The executive order will fulfill a quest by conservative Republican lawmakers, especially in the House, who have tried for more than two decades to expand the availability of association health plans by allowing them to be sold, unregulated, across state lines. On the other hand, Trump’s approach conflicts with what he and GOP leaders in Congress have held out as a main health-policy goal — giving each state more discretion over matters of insurance.
Health policy experts in think tanks, academia and the health-care industry pointed out that the order’s language is fairly broad, so the ensuing fine print in agencies’ rules will determine whether the impact will be as sweeping or quick as Trump boasted — his directive will provide “millions of people with Obamacare relief,” he said.
Significant questions that remain include whether individuals will be able to join associations, a point that could raise legal issues; whether the administration will start to let association health plans count toward the ACA’s requirement that most Americans carry insurance; and whether such plans can charge higher prices to small businesses with sicker workers — or refuse to insure them.
A senior administration official, speaking to reporters on the condition of anonymity shortly before Trump signed the order, said that the policy changes it sets in motion will require agencies to follow customary procedures to write new rules and solicit public comment. That means new insurance options will not be available in time for coverage beginning in January, he said.
Among policy experts, critics warned that young and healthy people who use relatively little insurance will gravitate to association health plans because of their lower price tags. That would concentrate older and sicker customers in ACA marketplaces with spiking rates.

Selling health plans from state to state without separate licenses — the idea underlying much of the president’s order — has long been a Republican mantra. It has gained little traction in practice, however.
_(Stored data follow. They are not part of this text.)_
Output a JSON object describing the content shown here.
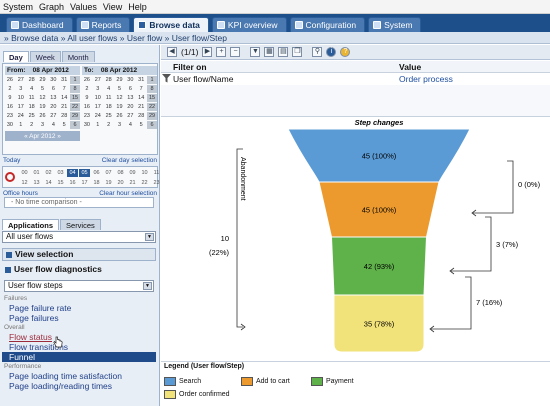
{
  "menu": [
    "System",
    "Graph",
    "Values",
    "View",
    "Help"
  ],
  "tabs": [
    {
      "label": "Dashboard",
      "active": false
    },
    {
      "label": "Reports",
      "active": false
    },
    {
      "label": "Browse data",
      "active": true
    },
    {
      "label": "KPI overview",
      "active": false
    },
    {
      "label": "Configuration",
      "active": false
    },
    {
      "label": "System",
      "active": false
    }
  ],
  "breadcrumb": "» Browse data  » All user flows  » User flow  » User flow/Step",
  "period_tabs": [
    "Day",
    "Week",
    "Month"
  ],
  "calendar": {
    "from_label": "From:",
    "from_date": "08 Apr 2012",
    "to_label": "To:",
    "to_date": "08 Apr 2012",
    "month_label": "« Apr 2012 »",
    "days": [
      "26",
      "27",
      "28",
      "29",
      "30",
      "31",
      "1",
      "2",
      "3",
      "4",
      "5",
      "6",
      "7",
      "8",
      "9",
      "10",
      "11",
      "12",
      "13",
      "14",
      "15",
      "16",
      "17",
      "18",
      "19",
      "20",
      "21",
      "22",
      "23",
      "24",
      "25",
      "26",
      "27",
      "28",
      "29",
      "30",
      "1",
      "2",
      "3",
      "4",
      "5",
      "6"
    ]
  },
  "today_link": "Today",
  "clear_day": "Clear day selection",
  "hours_row1": [
    "00",
    "01",
    "02",
    "03",
    "04",
    "05",
    "06",
    "07",
    "08",
    "09",
    "10",
    "11"
  ],
  "hours_row2": [
    "12",
    "13",
    "14",
    "15",
    "16",
    "17",
    "18",
    "19",
    "20",
    "21",
    "22",
    "23"
  ],
  "office_hours": "Office hours",
  "clear_hour": "Clear hour selection",
  "comparison": "- No time comparison -",
  "left_tabs": [
    "Applications",
    "Services"
  ],
  "flow_select": "All user flows",
  "view_selection": "View selection",
  "diagnostics": "User flow diagnostics",
  "steps_select": "User flow steps",
  "groups": {
    "failures": "Failures",
    "overall": "Overall",
    "performance": "Performance"
  },
  "nav": {
    "page_failure_rate": "Page failure rate",
    "page_failures": "Page failures",
    "flow_status": "Flow status",
    "flow_transitions": "Flow transitions",
    "funnel": "Funnel",
    "page_loading_time": "Page loading time satisfaction",
    "page_loading_reading": "Page loading/reading times"
  },
  "toolbar": {
    "pager": "(1/1)"
  },
  "filter": {
    "col_filter": "Filter on",
    "col_value": "Value",
    "row_filter": "User flow/Name",
    "row_value": "Order process"
  },
  "chart_data": {
    "type": "funnel",
    "title": "Step changes",
    "abandonment_label": "Abandonment",
    "abandonment_total": "10",
    "abandonment_total_pct": "(22%)",
    "steps": [
      {
        "name": "Search",
        "value": 45,
        "label": "45 (100%)",
        "color": "#5b9bd5"
      },
      {
        "name": "Add to cart",
        "value": 45,
        "label": "45 (100%)",
        "color": "#ec9a2e"
      },
      {
        "name": "Payment",
        "value": 42,
        "label": "42 (93%)",
        "color": "#5fb14a"
      },
      {
        "name": "Order confirmed",
        "value": 35,
        "label": "35 (78%)",
        "color": "#f2e27a"
      }
    ],
    "changes": [
      "0 (0%)",
      "3 (7%)",
      "7 (16%)"
    ],
    "legend_title": "Legend (User flow/Step)"
  }
}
Half a dozen states — before the ACA was passed in 2010 as well as since then — have passed laws permitting insurers to sell health policies approved by other states. And since last year, the ACA has allowed “compacts” in which groups of states can agree that health plans licensed in any of them could be sold in the others. Under such compacts, federal health officials must make sure the plans offer at least the same benefits and are as affordable as those sold in the ACA marketplaces.
As of this summer, “no state was known to actually offer or sell such policies,” according to a report by the National Conference of State Legislatures. A main reason, experts say, is insurers’ difficulty in arranging networks of doctors and other providers of care far from their home states.